Drei Gründe sind hierfür – neben anderen – verantwortlich.

  1. Die Kostenrechnung ist eine Periodenrechnung. Sie passt zur externen Rechnungslegung und löst sich wie diese von der Zahlungsebene. Das führende finanzielle System in der öffentlichen Verwaltung ist aber in Deutschland die Kameralistik. Sie basiert auf Einzahlungen und Auszahlungen („Haushaltsmitteln“). Abschreibungen z.B. sind ihr gänzlich fremd. Die Doppik hatte in den Behörden lange Zeit einen schweren Stand. Auf der Bundesebene gibt es bis heute keine doppische Buchführung. Wer dort eine Kostenrechnung einführen will, muss deshalb sowohl eine entsprechende Systembasis aufbauen als auch ein Denken in periodischen Erfolgen vermitteln. Dies ist eine hohe Hürde.
  2. Die öffentliche Verwaltung produziert Dienstleistungen. Sie bereiten einer Kostenrechnung viel größere Probleme als Sachleistungen: Sie sind zum einen nicht maschinengebunden und damit schlechter messbar und besitzen zum anderen eine deutlich höhere Qualitätsvarianz. Beides führt dazu, dass der Weg, Dienstleistungen mittels ihrer monetären Bewertung zu steuern, deutlich weniger naheliegend und geeignet ist als eine direkte Steuerung über ein Qualitätsmanagement. Zudem gibt es häufig ein Konkurrenzverhalten zwischen den Abteilungen Kostenrechnung und Qualitätsmanagement, die zumeist in unterschiedlichen Ressorts beheimatet sind.

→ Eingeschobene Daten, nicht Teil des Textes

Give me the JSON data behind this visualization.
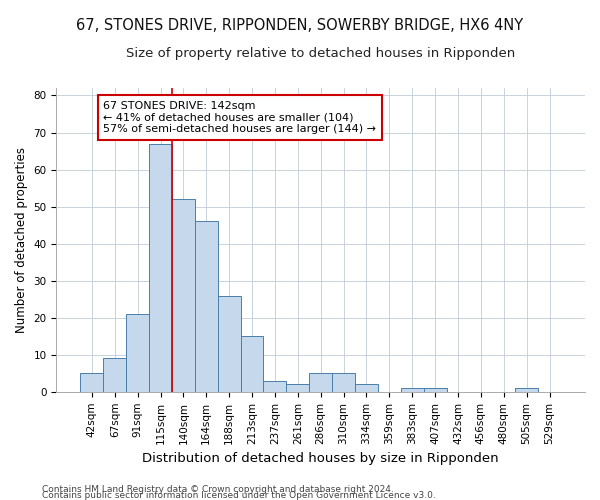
{
  "title_line1": "67, STONES DRIVE, RIPPONDEN, SOWERBY BRIDGE, HX6 4NY",
  "title_line2": "Size of property relative to detached houses in Ripponden",
  "xlabel": "Distribution of detached houses by size in Ripponden",
  "ylabel": "Number of detached properties",
  "categories": [
    "42sqm",
    "67sqm",
    "91sqm",
    "115sqm",
    "140sqm",
    "164sqm",
    "188sqm",
    "213sqm",
    "237sqm",
    "261sqm",
    "286sqm",
    "310sqm",
    "334sqm",
    "359sqm",
    "383sqm",
    "407sqm",
    "432sqm",
    "456sqm",
    "480sqm",
    "505sqm",
    "529sqm"
  ],
  "values": [
    5,
    9,
    21,
    67,
    52,
    46,
    26,
    15,
    3,
    2,
    5,
    5,
    2,
    0,
    1,
    1,
    0,
    0,
    0,
    1,
    0
  ],
  "bar_color": "#c6d9ec",
  "bar_edge_color": "#4a7faa",
  "vline_color": "#cc0000",
  "vline_index": 4,
  "annotation_line1": "67 STONES DRIVE: 142sqm",
  "annotation_line2": "← 41% of detached houses are smaller (104)",
  "annotation_line3": "57% of semi-detached houses are larger (144) →",
  "annotation_box_facecolor": "#ffffff",
  "annotation_box_edgecolor": "#cc0000",
  "ylim": [
    0,
    82
  ],
  "yticks": [
    0,
    10,
    20,
    30,
    40,
    50,
    60,
    70,
    80
  ],
  "footnote1": "Contains HM Land Registry data © Crown copyright and database right 2024.",
  "footnote2": "Contains public sector information licensed under the Open Government Licence v3.0.",
  "title1_fontsize": 10.5,
  "title2_fontsize": 9.5,
  "xlabel_fontsize": 9.5,
  "ylabel_fontsize": 8.5,
  "tick_fontsize": 7.5,
  "annotation_fontsize": 8,
  "footnote_fontsize": 6.5,
  "background_color": "#ffffff",
  "grid_color": "#c0ccd8"
}
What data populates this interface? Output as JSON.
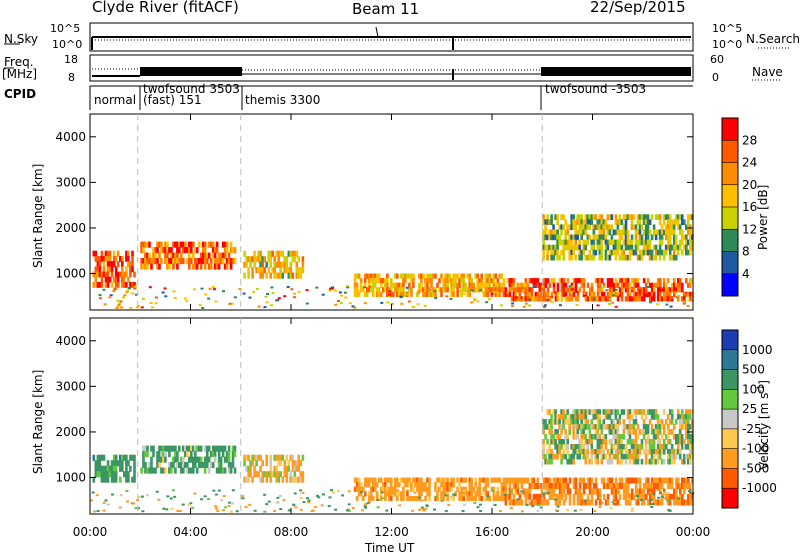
{
  "header": {
    "station": "Clyde River (fitACF)",
    "beam": "Beam 11",
    "date": "22/Sep/2015"
  },
  "side_labels": {
    "nsky": "N.Sky",
    "freq_line1": "Freq.",
    "freq_line2": "[MHz]",
    "cpid": "CPID",
    "nsearch": "N.Search",
    "nave": "Nave"
  },
  "small_axes": {
    "noise_left_ticks": [
      "10^5",
      "10^0"
    ],
    "noise_right_ticks": [
      "10^5",
      "10^0"
    ],
    "freq_left_ticks": [
      "18",
      "8"
    ],
    "nave_right_ticks": [
      "60",
      "0"
    ]
  },
  "cpid_segments": [
    {
      "name": "normal",
      "start_h": 0.0
    },
    {
      "name": "twofsound 3503",
      "start_h": 1.9
    },
    {
      "name": "(fast) 151",
      "start_h": 1.9
    },
    {
      "name": "themis 3300",
      "start_h": 6.0
    },
    {
      "name": "twofsound -3503",
      "start_h": 18.0
    }
  ],
  "cpid_labels": {
    "seg1": "normal",
    "seg2_line1": "twofsound 3503",
    "seg2_line2": "(fast) 151",
    "seg3": "themis 3300",
    "seg4": "twofsound -3503"
  },
  "colorbars": {
    "power": {
      "label": "Power [dB]",
      "ticks": [
        "28",
        "24",
        "20",
        "16",
        "12",
        "8",
        "4"
      ],
      "colors": [
        "#ff0000",
        "#ff5a00",
        "#ff8c00",
        "#ffbf00",
        "#c8d200",
        "#2e8b57",
        "#1f5aa0",
        "#0000ff"
      ]
    },
    "velocity": {
      "label": "Velocity [m s",
      "label_sup": "-1",
      "label_end": "]",
      "ticks": [
        "1000",
        "500",
        "100",
        "25",
        "-25",
        "-100",
        "-500",
        "-1000"
      ],
      "colors": [
        "#1e3cb4",
        "#2d7896",
        "#3c9664",
        "#64c83c",
        "#c8c8c8",
        "#ffc850",
        "#ff9b1e",
        "#ff5a00",
        "#ff0000"
      ]
    }
  },
  "chart_data": [
    {
      "type": "heatmap",
      "panel": "power",
      "ylabel": "Slant Range [km]",
      "yticks": [
        "1000",
        "2000",
        "3000",
        "4000"
      ],
      "ylim": [
        200,
        4500
      ],
      "xlim_h": [
        0,
        24
      ],
      "regions": [
        {
          "x": [
            0.1,
            1.8
          ],
          "y": [
            700,
            1500
          ],
          "value": 26
        },
        {
          "x": [
            2.0,
            5.8
          ],
          "y": [
            1100,
            1700
          ],
          "value": 24
        },
        {
          "x": [
            6.1,
            8.5
          ],
          "y": [
            900,
            1500
          ],
          "value": 18
        },
        {
          "x": [
            10.5,
            16.5
          ],
          "y": [
            500,
            1000
          ],
          "value": 20
        },
        {
          "x": [
            16.5,
            24.0
          ],
          "y": [
            400,
            900
          ],
          "value": 26
        },
        {
          "x": [
            18.0,
            24.0
          ],
          "y": [
            1300,
            2300
          ],
          "value": 14
        }
      ]
    },
    {
      "type": "heatmap",
      "panel": "velocity",
      "ylabel": "Slant Range [km]",
      "yticks": [
        "1000",
        "2000",
        "3000",
        "4000"
      ],
      "ylim": [
        200,
        4500
      ],
      "xlim_h": [
        0,
        24
      ],
      "regions": [
        {
          "x": [
            0.1,
            1.8
          ],
          "y": [
            900,
            1500
          ],
          "value": 300
        },
        {
          "x": [
            2.0,
            5.8
          ],
          "y": [
            1100,
            1700
          ],
          "value": 200
        },
        {
          "x": [
            6.1,
            8.5
          ],
          "y": [
            900,
            1500
          ],
          "value": -150
        },
        {
          "x": [
            10.5,
            16.5
          ],
          "y": [
            500,
            1000
          ],
          "value": -300
        },
        {
          "x": [
            16.5,
            24.0
          ],
          "y": [
            400,
            1000
          ],
          "value": -400
        },
        {
          "x": [
            18.0,
            24.0
          ],
          "y": [
            1300,
            2500
          ],
          "value": 0
        }
      ]
    }
  ],
  "x_axis": {
    "ticks": [
      "00:00",
      "04:00",
      "08:00",
      "12:00",
      "16:00",
      "20:00",
      "00:00"
    ],
    "label": "Time UT"
  }
}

  3. Die Einführung einer Kostenrechnung erfolgte häufig in der Annahme, dass gute Informationen automatisch dazu führen, dass damit entsprechend gesteuert wird. Dies ist aber zumeist nicht passiert. Schon im Unternehmenssektor gibt es einen solchen Automatismus nicht. Ein striktes Steuerungsdenken fehlt aber in der Verwaltung generell: Wer auf rechtmäßiges Verwaltungshandeln gepolt ist, fragt nicht primär danach, wie man Veränderungen durchsetzen kann. Ohne einen solchen Veränderungsdruck sind die Zahlen aus der Kostenrechnung aber schnell folgenlos. Zu wissen, wie teuer eine Leistung ist, hilft nichts, wenn diese – Gesetzen und Verordnungen folgend – doch erbracht werden muss. Wirklich sinnvoll ist eine Kostenrechnung erst dann, wenn mit ihr etwas bewegt werden kann. Ein gutes Beispiel liefert derzeit der Gesundheitssektor, wo ein hoher Leistungswettbewerb besteht und Kliniken sich nur dann halten können, wenn sie sich auf die Leistungen konzentrieren, bei denen sie konkurrenzfähig sind.

Eine Kostenrechnung macht generell nur dann Sinn, wenn man genau im Blick hat, was und wie mit ihr besser gesteuert werden kann. Ein Instrument „einfach so“ einzuführen, heißt, auf ein Wunder zu hoffen. Wunder gibt es zwar immer wieder, aber doch eher im Schlager als in der Realität.